Monday, 29 June 2015

Investment in space.


I suppose the mantra that everything "privatised" is better, more efficient, that private enterprise is cleverer more astute more switched on, has been shown not to be true at least at the high end of technological enterprise.


Yet another spectacular failure of a rocket designed to replenish the space station with stores has occurred and once more we must rely on the well tried Russian rockets to relieve the people on the space station.
What must we make of this.
The space race from the days of the Russian Sputnik and the corresponding American NASA.  establishment was a massive national prestige effort costing billions. Money was no problem and the best engineers were employed to push engineering techniques which allowed the business of getting rockets into space to became very reliable.
It's a strange turn around, the West has now to rely on the Russians.
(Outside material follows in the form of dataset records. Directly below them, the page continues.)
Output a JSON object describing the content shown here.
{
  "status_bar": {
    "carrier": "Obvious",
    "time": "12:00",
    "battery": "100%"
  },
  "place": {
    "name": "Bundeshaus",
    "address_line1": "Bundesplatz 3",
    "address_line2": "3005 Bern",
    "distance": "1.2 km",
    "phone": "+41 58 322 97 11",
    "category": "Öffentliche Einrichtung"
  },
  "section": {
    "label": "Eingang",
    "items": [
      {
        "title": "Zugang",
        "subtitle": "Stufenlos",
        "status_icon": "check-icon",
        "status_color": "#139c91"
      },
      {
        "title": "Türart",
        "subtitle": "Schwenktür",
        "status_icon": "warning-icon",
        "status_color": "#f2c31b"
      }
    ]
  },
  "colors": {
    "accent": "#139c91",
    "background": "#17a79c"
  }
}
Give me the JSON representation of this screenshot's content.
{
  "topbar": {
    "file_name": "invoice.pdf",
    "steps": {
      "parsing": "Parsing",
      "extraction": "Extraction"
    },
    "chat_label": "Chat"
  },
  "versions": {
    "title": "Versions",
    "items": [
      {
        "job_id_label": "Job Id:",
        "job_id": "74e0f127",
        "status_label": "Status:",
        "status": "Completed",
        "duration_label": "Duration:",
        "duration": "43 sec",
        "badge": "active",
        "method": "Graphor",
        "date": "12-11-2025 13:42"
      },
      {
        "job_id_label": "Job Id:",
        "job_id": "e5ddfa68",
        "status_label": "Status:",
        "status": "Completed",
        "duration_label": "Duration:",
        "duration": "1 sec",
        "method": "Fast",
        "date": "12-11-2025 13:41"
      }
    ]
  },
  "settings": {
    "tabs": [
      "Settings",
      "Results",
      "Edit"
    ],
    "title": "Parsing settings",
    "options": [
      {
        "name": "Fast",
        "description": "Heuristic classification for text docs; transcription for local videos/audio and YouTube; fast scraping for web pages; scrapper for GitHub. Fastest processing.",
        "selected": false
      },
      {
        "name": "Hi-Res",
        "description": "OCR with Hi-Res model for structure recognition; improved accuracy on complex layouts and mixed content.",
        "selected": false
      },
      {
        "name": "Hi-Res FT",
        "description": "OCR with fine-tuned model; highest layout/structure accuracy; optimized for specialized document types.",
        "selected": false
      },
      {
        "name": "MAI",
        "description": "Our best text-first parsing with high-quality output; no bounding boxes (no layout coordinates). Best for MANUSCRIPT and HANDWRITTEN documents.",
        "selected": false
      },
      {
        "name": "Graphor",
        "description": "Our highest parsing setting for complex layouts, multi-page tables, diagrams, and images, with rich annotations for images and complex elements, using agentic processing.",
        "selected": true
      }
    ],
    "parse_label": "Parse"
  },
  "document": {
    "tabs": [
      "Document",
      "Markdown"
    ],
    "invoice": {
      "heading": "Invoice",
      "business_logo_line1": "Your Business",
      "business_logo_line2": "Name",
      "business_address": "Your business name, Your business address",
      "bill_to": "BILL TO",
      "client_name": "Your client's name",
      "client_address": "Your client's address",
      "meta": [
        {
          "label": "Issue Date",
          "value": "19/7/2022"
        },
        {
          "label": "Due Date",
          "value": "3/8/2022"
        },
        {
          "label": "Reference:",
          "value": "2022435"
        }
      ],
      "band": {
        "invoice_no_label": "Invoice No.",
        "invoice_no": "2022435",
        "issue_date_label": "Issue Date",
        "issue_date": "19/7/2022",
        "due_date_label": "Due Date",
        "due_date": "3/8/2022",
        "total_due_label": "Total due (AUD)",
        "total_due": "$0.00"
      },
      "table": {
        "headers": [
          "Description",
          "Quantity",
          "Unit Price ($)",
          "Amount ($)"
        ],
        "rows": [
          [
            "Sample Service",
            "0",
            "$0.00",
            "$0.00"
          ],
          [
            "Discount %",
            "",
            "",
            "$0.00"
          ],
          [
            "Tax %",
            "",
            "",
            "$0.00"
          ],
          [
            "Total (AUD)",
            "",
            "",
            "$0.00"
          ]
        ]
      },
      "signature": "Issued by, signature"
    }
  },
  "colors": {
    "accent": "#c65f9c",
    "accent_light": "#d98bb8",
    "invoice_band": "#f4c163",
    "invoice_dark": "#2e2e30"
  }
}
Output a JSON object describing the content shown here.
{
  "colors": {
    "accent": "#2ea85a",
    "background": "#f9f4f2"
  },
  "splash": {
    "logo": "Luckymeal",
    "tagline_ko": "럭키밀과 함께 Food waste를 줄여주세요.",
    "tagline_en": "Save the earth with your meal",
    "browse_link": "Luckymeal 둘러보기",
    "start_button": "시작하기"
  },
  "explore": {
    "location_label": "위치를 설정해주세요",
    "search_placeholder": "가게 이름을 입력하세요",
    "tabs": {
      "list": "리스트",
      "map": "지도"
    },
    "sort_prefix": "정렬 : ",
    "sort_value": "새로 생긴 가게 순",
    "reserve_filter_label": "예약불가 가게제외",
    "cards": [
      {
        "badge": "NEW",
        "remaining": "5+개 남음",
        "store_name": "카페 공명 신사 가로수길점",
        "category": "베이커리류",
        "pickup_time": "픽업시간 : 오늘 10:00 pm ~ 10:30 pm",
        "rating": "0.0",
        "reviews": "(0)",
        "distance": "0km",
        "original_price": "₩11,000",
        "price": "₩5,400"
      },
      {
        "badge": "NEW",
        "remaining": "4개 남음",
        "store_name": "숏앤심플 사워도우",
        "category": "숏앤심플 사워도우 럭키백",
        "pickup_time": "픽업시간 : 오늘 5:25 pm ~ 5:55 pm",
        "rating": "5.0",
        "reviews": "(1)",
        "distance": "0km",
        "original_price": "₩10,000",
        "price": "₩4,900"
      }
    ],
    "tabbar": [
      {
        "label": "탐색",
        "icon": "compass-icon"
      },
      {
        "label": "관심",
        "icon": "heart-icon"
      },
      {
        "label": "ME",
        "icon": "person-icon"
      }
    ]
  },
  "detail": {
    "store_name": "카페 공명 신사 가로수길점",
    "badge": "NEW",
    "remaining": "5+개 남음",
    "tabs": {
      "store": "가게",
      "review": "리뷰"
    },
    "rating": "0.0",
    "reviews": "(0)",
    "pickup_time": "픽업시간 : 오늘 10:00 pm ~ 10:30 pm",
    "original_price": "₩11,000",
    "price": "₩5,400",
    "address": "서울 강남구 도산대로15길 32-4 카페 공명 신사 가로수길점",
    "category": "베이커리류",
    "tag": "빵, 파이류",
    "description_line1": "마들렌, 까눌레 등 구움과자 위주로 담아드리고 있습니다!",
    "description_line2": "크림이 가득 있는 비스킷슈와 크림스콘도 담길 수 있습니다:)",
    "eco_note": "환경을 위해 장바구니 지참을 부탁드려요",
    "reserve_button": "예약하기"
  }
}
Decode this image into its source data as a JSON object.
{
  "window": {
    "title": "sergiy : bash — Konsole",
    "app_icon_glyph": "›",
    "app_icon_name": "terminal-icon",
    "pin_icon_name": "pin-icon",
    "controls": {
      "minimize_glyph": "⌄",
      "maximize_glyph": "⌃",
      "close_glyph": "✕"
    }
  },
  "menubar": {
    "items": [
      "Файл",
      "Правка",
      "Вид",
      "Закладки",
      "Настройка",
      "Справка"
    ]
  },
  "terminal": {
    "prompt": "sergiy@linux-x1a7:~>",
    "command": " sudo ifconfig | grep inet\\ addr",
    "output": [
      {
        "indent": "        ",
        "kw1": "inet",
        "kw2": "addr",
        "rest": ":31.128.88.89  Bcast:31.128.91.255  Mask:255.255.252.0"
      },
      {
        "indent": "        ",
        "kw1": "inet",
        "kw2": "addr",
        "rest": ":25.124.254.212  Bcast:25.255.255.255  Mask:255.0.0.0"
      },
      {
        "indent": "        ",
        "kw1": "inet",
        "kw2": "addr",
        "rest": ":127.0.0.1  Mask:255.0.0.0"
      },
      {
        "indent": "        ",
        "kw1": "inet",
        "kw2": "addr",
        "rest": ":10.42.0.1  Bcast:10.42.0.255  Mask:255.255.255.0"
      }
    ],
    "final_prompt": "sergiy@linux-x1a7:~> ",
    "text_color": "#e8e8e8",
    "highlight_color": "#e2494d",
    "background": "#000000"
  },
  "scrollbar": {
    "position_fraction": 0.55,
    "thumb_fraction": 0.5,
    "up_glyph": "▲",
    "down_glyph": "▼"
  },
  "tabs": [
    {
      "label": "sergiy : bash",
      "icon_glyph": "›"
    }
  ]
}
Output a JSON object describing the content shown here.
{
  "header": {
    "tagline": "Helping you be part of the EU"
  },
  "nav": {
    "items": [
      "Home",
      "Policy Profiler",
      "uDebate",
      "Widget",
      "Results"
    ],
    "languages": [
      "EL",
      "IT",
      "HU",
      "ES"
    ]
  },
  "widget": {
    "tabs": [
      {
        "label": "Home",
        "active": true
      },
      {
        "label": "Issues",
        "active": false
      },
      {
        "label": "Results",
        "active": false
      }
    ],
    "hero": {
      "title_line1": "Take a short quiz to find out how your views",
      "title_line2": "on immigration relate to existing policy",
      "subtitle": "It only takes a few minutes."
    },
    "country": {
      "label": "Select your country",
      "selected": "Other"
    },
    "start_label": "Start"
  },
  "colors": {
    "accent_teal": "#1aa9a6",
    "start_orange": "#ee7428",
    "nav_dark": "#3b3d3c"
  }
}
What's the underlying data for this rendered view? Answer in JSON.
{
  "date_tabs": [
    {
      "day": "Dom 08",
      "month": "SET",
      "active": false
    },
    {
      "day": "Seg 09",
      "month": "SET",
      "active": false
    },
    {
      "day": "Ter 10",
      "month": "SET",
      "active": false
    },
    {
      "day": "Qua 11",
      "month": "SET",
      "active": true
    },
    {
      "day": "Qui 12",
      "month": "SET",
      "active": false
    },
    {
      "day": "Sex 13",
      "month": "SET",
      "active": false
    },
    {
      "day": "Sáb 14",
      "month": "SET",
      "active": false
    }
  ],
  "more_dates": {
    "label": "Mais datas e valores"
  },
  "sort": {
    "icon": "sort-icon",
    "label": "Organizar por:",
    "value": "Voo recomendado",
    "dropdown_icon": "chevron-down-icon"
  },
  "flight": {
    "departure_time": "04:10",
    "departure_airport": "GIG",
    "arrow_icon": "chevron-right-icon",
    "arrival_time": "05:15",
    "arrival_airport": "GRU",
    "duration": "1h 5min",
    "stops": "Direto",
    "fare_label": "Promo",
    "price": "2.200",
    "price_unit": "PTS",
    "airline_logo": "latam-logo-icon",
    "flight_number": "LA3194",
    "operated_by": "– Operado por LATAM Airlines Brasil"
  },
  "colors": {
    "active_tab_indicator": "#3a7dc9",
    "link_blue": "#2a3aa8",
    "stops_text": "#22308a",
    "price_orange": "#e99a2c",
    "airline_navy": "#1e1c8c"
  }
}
One of the reasons the Communist in the USSR cried "no mas" and buckled under the weight of the arms race was the cost and whilst we are told that the Russian economy is in a bad way since the imposition of sanctions since the Ukraine war they still seem to have the money to launch expensive rockets.
The Russians in their engineering design brought a very high degree of redundancy into the spec.  It was a feature of the superiority of their tanks in the Second World War and even their fighter air craft (MIGs) which were a match for the Western fighter planes, that their designers and the manufacturing establishment were second to none.
Redundancy in this instance is a term used to describe the backup systems, an alternative to a piece of equipment should something fail.  Redundancy and the over specification within the design meant they can launch these technological monsters time and time again without mishap, or  at least any they are letting on to!
When profit, enters the equation then the designs become that fine line of building in sufficient numbers redundancy, which leaks away the profit and, in effect cutting corners to make the project financially viable which the National expenditures would never condone.  
When the engineers are subverted by the accountants you are asking for trouble as was the case in the only major disaster of the American space effort, Challenger in 2007. The disaster was traced to some O rings which a manufacture was supplying and which the engineers had begun to question. The flight was waved on its way by the insistence of the management who, having an eye on the finances were worried about the delay a redesign would take.
Money has bedevilled  mankind since its introduction. Its worth has surpassed that of human life and I wouldn't be surprised to see more disasters as Private Enterprise seeks to turn a buck on an endeavour which should relegate cost into second place.